Impact of HIPK2 and posttranslational p53 modification on B[a]P/BPDE induced cell death and senescence

HIPK2 和翻译后 p53 修饰对 B[a]P/BPDE 诱导的细胞死亡和衰老的影响

• 批准号: 470145176
• 负责人: Professor Dr. Markus Christmann
• 金额: --
• 依托单位: Institut für Toxikologie
• 依托单位国家: 德国
• 项目类别: Research Grants
• 资助国家: 德国
• 项目状态: 未结题
• 来源: https://gepris.dfg.de/gepris/projekt/470145176?language=en
• 关键词: Impact; HIPK2; posttranslational; p53; modification

Genotoxic stress causes DNA damage that might lead to the accumulation of mutations and carcinogenesis. To counteract these effects, DNA repair mechanisms have evolved in order to remove or tolerate DNA lesions. Besides DNA repair, additional mechanisms involved in protection against carcinogenesis exist. These are the induction of cell death via apoptosis and necrosis, transient cell cycle arrest providing time for proper repair and the induction of “irreversible” cell cycle arrest in form of senescence. A problem in predicting the outcome of an exposure to genotoxic stress is based on the fact, that all pathways can be activated separately or simultaneously, depending on the amount of stress.In our previous work, we showed that at non-toxic concentrations of the environmental carcinogen benzo(a)pyrene (B[a]P) and its active metabolite benzo(a)pyrene 9,10-diol-7,8-epoxide (BPDE), induces a p53-dependend transcriptional activation of the nucleotide excision repair and a p53/p21-mediated transcriptional repression of mismatch repair and homologous recombination, as well as induction of senescence. Whereas these mechanisms are only observed at non-toxic concentrations, activation of p53 and induction of several p53 dependent pro-apoptotic factors is observed at non-toxic and toxic concentrations. Interestingly, at non-toxic concentrations, p53 mediates survival and senescence, whereas at toxic concentrations it mediates cell death. While the initial activation of the DNA damage response does not differ between toxic and non-toxic concentrations, at later time points toxic concentrations cause a change in the DNA damage response, which now leads to cell death. Overall, these findings suggest the existence of specific thresholds at which the p53-dependent pro-survival signalling turns into pro-death signalling. The main focus of this project is to identify the molecular mechanisms by which the DNA damage response is changed and to elucidate whether the threshold for saturated DNA repair correlates to the threshold representing the switch from pro-survival signalling into pro-death signalling. Thus, we will focus on the role of posttranslational modification of p53 and the role of the protein kinase HIPK2 in the decision between live and death upon B[a]P/BPDE exposure.

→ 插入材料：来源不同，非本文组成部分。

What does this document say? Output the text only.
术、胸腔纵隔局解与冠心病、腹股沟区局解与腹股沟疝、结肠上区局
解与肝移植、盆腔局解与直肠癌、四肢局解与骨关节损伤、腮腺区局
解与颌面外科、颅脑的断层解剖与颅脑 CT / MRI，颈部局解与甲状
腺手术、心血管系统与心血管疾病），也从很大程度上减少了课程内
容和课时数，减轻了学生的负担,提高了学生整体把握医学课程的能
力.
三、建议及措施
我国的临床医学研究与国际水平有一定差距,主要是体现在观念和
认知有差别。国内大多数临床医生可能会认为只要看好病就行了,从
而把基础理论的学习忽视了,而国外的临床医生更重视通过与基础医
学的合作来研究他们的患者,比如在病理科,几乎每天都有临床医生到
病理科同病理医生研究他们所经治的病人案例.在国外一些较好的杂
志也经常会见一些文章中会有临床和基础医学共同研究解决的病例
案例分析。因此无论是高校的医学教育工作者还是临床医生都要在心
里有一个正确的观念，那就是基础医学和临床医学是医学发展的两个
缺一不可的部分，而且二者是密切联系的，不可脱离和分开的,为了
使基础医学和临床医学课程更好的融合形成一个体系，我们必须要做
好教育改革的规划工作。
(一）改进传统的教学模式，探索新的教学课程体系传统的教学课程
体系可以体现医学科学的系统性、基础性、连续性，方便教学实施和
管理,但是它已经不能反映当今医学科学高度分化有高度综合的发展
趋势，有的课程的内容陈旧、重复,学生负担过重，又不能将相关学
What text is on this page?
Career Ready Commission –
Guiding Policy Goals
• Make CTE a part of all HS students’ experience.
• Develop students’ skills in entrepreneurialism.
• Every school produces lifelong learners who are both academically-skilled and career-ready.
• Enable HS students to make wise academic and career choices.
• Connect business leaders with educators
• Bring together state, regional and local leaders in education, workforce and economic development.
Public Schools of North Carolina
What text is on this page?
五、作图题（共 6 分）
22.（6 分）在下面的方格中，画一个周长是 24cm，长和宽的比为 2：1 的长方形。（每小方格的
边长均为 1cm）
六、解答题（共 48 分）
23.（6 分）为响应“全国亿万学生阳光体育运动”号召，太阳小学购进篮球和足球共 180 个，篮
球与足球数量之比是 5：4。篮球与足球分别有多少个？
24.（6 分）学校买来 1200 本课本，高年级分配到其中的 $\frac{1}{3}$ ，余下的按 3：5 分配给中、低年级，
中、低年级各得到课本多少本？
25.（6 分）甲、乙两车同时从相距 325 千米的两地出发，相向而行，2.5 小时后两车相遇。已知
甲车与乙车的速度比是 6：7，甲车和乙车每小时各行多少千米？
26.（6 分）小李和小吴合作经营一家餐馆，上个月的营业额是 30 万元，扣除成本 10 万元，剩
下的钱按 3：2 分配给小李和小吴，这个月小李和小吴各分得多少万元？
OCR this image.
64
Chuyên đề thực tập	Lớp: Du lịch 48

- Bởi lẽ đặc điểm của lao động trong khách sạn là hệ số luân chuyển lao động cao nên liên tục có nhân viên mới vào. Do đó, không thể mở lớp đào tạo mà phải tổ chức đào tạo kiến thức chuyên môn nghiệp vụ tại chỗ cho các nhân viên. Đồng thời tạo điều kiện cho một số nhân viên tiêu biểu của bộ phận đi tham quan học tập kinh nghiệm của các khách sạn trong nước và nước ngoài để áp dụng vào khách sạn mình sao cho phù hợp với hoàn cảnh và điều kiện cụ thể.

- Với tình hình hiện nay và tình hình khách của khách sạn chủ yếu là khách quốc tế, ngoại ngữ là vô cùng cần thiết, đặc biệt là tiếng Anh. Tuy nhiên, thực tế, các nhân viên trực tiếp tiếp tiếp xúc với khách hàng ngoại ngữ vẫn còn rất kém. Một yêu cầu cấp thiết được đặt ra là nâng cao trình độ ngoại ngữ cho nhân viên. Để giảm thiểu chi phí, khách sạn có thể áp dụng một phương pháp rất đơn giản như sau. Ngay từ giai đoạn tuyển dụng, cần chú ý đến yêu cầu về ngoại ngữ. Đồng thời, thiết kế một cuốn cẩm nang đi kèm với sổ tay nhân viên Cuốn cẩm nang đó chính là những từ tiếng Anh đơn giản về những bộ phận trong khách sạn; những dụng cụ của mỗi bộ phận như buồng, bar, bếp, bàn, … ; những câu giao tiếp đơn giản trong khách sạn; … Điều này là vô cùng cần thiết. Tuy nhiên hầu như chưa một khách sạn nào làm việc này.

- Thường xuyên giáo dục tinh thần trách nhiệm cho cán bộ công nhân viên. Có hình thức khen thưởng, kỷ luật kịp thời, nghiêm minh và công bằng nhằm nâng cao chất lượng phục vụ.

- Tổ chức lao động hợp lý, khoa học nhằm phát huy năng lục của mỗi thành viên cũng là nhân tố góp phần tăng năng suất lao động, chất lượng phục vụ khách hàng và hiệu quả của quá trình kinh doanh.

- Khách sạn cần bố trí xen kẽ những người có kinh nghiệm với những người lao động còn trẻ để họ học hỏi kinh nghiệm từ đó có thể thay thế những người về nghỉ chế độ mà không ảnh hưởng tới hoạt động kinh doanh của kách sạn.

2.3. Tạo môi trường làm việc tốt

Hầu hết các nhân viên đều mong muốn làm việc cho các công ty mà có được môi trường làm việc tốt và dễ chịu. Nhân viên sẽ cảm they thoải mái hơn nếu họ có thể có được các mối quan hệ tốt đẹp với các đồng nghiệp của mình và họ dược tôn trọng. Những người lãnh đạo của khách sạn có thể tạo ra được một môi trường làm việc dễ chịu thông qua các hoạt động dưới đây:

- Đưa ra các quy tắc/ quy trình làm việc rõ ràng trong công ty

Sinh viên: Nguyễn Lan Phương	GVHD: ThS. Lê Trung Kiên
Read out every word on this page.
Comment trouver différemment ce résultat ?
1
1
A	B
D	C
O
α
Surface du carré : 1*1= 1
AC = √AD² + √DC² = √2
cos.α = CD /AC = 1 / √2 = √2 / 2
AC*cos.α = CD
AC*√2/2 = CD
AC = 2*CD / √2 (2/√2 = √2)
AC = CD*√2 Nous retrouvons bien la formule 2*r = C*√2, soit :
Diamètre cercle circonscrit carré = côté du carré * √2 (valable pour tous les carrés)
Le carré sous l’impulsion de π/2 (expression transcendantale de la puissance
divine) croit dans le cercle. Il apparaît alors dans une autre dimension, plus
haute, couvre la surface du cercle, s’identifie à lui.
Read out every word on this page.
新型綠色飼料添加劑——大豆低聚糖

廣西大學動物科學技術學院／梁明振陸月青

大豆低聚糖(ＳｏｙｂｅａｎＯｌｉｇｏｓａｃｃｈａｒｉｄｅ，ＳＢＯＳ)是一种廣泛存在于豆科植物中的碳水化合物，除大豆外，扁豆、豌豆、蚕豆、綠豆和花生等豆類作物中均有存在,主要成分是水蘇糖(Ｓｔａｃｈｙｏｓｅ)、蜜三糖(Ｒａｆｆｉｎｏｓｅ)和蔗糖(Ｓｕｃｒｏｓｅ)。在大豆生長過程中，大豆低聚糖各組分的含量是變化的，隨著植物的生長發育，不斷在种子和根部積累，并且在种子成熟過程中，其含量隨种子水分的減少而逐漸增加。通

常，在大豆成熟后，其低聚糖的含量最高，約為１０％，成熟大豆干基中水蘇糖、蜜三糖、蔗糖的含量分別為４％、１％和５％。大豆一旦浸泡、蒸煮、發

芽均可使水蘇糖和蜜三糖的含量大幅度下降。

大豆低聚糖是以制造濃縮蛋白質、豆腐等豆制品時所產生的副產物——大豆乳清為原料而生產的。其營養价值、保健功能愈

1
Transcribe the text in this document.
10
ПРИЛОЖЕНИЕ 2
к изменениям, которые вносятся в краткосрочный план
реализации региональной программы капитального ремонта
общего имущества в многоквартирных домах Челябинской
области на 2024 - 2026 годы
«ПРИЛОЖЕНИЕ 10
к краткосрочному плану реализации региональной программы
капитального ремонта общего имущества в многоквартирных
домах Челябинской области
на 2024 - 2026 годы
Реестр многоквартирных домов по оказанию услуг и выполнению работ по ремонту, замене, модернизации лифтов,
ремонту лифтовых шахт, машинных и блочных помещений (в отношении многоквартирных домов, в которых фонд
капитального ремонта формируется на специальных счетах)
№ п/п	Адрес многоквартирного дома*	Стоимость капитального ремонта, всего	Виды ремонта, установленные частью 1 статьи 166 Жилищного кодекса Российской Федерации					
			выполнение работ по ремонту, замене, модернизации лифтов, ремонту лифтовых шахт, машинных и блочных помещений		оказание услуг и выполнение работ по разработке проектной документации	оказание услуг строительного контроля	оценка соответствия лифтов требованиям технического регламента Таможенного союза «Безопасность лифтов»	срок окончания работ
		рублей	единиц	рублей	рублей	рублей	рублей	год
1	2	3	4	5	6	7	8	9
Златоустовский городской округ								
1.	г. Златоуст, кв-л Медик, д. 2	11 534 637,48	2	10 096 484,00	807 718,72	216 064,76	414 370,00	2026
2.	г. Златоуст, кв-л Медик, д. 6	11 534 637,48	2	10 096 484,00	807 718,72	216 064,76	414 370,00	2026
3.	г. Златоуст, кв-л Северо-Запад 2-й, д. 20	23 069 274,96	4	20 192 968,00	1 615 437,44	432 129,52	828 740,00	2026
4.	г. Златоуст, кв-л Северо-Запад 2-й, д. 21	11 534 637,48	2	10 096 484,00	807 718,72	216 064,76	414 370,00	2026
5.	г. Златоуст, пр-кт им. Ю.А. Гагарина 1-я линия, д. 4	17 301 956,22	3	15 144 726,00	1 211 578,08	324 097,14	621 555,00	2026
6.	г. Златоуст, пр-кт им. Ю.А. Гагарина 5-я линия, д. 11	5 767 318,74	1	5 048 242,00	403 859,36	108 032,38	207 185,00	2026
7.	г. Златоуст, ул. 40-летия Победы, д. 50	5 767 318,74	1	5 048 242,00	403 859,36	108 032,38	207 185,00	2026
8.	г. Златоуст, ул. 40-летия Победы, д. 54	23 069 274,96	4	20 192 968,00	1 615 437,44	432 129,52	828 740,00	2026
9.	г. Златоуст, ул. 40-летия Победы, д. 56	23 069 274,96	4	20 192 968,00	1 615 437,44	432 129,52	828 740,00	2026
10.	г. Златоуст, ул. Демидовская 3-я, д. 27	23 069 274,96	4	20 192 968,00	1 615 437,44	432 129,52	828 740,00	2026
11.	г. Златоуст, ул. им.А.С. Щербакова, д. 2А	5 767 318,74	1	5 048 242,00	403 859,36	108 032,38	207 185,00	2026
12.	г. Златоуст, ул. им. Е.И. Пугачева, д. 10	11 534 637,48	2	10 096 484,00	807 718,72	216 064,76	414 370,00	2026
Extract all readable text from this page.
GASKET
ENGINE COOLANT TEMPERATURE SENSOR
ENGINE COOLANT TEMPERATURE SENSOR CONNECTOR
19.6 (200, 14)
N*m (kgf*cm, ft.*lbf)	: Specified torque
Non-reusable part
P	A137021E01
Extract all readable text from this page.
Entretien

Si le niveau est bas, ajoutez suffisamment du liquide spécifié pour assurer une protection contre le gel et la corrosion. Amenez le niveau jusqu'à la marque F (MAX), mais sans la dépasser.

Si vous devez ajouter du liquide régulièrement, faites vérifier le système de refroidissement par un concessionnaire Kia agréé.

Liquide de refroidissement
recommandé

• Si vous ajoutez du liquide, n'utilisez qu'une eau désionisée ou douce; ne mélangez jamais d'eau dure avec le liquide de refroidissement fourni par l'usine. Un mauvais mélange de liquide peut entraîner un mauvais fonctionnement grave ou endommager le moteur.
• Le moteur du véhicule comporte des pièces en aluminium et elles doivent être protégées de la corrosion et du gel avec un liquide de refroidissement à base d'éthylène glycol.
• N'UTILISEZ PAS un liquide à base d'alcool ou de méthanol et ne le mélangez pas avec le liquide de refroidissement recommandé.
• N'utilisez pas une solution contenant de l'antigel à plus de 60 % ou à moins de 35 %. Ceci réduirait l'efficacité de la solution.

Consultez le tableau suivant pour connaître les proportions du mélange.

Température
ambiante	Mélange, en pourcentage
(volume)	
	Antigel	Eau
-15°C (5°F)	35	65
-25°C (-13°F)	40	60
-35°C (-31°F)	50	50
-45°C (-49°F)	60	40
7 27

基因毒性应激会导致 DNA 损伤，从而可能导致突变积累和致癌作用，为了抵消这些影响，DNA 修复机制已经进化，以消除或耐受 DNA 损伤，此外还存在其他涉及预防致癌作用的机制。通过细胞凋亡和坏死诱导细胞死亡、为适当修复提供时间的短暂细胞周期停滞以及以衰老形式诱导“不可逆”细胞周期停滞的一个问题是基于预测暴露于基因毒性应激的结果。事实上，所有通路都可以单独或同时激活，具体取决于压力的大小。在我们之前的工作中，我们表明，在无毒浓度的环境致癌物苯并（a）芘（B[a]P）和其活性代谢物苯并(a)芘9,10-二醇-7,8-环氧化物(BPDE)，诱导核苷酸切除修复的p53依赖性转录激活和p53/p21介导的转录激活错配修复和同源重组的转录抑制，以及衰老的诱导虽然这些机制仅在无毒浓度下观察到，但在无毒和有毒浓度下观察到p53的激活和几种p53依赖性促凋亡因子的诱导。暗示，在无毒浓度下，p53 介导细胞存活和衰老，而在有毒浓度下，它介导细胞死亡。虽然有毒浓度和无毒浓度之间 DNA 损伤反应的初始激活没有差异，但稍后激活。总体而言，这些发现表明存在特定阈值，在该阈值下，p53 依赖性促生存信号转变成促死亡信号。该项目的目的是确定 DNA 损伤反应发生变化的分子机制，并阐明饱和 DNA 修复的阈值是否与代表从促生存信号转为促死亡信号的阈值相关。关于 p53 翻译后修饰的作用以及蛋白激酶 HIPK2 在 B[a]P/BPDE 暴露后决定生与死中的作用。